Some conservatives have argued that the pandemic has made their case for a Medicaid overhaul even more pressing. State budgets have taken a hit from lost revenues during shutdowns, and some have already trimmed Medicaid spending, which is typically one of their largest budget items. But they acknowledge the difficult optics of the agenda in this moment.

“We're a couple months before an election, so political factors are on everybody's mind. And you know, how does the media report things?
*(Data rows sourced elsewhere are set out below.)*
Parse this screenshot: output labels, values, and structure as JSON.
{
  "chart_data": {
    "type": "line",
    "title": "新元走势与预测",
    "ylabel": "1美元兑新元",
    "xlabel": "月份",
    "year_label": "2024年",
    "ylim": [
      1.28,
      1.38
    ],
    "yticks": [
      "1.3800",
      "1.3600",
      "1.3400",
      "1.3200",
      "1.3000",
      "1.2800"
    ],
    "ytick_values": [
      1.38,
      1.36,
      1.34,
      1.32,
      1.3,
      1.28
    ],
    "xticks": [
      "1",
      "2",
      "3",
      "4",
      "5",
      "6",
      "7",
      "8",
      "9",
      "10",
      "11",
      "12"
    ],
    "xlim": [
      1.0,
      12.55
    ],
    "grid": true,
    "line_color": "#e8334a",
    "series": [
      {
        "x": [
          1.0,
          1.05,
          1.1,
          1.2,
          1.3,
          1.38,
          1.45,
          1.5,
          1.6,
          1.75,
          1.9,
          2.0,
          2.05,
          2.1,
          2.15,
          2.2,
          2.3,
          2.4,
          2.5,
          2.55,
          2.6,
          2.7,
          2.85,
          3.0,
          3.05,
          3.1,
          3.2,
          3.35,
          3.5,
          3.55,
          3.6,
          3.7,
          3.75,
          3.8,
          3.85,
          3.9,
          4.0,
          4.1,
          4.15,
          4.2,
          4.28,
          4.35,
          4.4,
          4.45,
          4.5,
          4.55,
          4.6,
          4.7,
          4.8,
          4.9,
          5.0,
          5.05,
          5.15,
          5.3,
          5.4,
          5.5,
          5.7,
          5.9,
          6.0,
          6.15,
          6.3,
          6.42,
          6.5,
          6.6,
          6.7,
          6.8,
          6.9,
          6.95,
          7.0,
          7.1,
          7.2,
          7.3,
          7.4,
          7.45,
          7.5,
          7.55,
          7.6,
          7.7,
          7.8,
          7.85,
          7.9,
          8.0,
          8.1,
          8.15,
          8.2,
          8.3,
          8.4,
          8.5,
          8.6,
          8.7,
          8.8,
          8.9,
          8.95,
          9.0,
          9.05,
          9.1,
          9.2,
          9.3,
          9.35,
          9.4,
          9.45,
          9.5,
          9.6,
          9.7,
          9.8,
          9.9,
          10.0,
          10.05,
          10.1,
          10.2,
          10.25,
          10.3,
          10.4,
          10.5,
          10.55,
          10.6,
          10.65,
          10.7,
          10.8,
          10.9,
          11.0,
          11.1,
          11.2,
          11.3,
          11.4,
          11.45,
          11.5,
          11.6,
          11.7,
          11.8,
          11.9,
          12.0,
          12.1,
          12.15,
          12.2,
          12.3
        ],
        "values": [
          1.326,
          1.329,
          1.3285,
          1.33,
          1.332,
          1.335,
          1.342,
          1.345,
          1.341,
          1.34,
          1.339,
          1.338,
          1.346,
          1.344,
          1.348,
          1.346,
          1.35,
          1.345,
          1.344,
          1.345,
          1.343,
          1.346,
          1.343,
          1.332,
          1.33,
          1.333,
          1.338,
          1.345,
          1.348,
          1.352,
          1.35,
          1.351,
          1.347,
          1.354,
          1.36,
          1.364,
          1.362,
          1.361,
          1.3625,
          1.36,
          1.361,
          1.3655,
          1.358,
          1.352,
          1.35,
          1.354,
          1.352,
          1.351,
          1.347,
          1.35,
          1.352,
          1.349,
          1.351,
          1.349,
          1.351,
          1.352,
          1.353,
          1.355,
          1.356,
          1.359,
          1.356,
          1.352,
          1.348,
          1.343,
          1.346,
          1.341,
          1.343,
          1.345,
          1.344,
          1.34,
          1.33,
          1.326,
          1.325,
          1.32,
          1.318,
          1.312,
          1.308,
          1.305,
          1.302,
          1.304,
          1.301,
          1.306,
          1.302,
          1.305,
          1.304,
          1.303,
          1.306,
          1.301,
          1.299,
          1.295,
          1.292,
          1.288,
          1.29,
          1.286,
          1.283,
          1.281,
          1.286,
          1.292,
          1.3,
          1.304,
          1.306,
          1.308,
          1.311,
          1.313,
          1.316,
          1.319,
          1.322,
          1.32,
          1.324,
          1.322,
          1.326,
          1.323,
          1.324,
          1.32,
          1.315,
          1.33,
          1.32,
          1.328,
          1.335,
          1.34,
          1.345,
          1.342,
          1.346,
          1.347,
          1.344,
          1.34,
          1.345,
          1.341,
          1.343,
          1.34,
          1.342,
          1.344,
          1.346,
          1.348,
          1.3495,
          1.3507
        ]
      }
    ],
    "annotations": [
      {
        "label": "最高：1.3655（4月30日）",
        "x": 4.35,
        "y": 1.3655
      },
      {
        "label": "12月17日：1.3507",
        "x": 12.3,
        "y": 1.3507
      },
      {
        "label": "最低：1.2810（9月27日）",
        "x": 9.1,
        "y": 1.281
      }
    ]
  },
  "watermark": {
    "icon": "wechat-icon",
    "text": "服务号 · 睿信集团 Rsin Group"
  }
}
The media tends to report Republican health plans as evil, trying to reduce coverage, weaken the safety net, and so Republicans are aware of that,” said Brian Blase, a former Trump aide who helped develop the administration’s alternatives to Obamacare coverage.

But Trump's biggest idea for Medicaid — block-granting a portion of Medicaid spending for the first time in the program's 55-year history — was already viewed skeptically by many Republican governors, despite longtime conservative support for the idea. Instead of receiving an open-ended payment based on need, states would receive a lump sum and more freedom from many program requirements. Supporters of the idea say states could better manage their Medicaid programs, but critics warn it would leave states with little choice but to cut enrollment and services during times of economic distress, as much of the country is experiencing now.

“The risk to states from a Medicaid block grant has always been unexpected events that increased health care costs or enrollment," said Larry Levitt, an executive vice president at the Kaiser Family Foundation. "The double whammy of a pandemic and economic crisis is likely to give states pause."


The pandemic, meanwhile, has been expanding use of the safety net. More people who lost workplace health insurance have been signing up for Obamacare plans, though Trump resisted reopening the health care law’s insurance marketplaces more broadly to the uninsured. The federal government is temporarily pouring more money into Medicaid programs as enrollment is expected to grow during the pandemic, and states are barred from paring their Medicaid rolls during the coronavirus emergency.

Some Republican lawmakers say they’re not abandoning their plans to rein in Medicaid and Obamacare — just putting them on hold.

The Republican Study Committee, the policy arm of conservative lawmakers, is working on the second phase of a 58-page framework for an Obamacare alternative it released last fall. The pandemic has delayed the schedule for finishing the plan, a spokesperson said.

Sen. Bill Cassidy, a Louisiana Republican who authored an Obamacare replacement plan that included an option for a Medicaid block grant, said there will be an opportunity to review major health care programs after the pandemic.

“When people are under duress, they really don’t like change,” Cassidy said. “But when things are going better, then they have a little bit more comfort level with change.”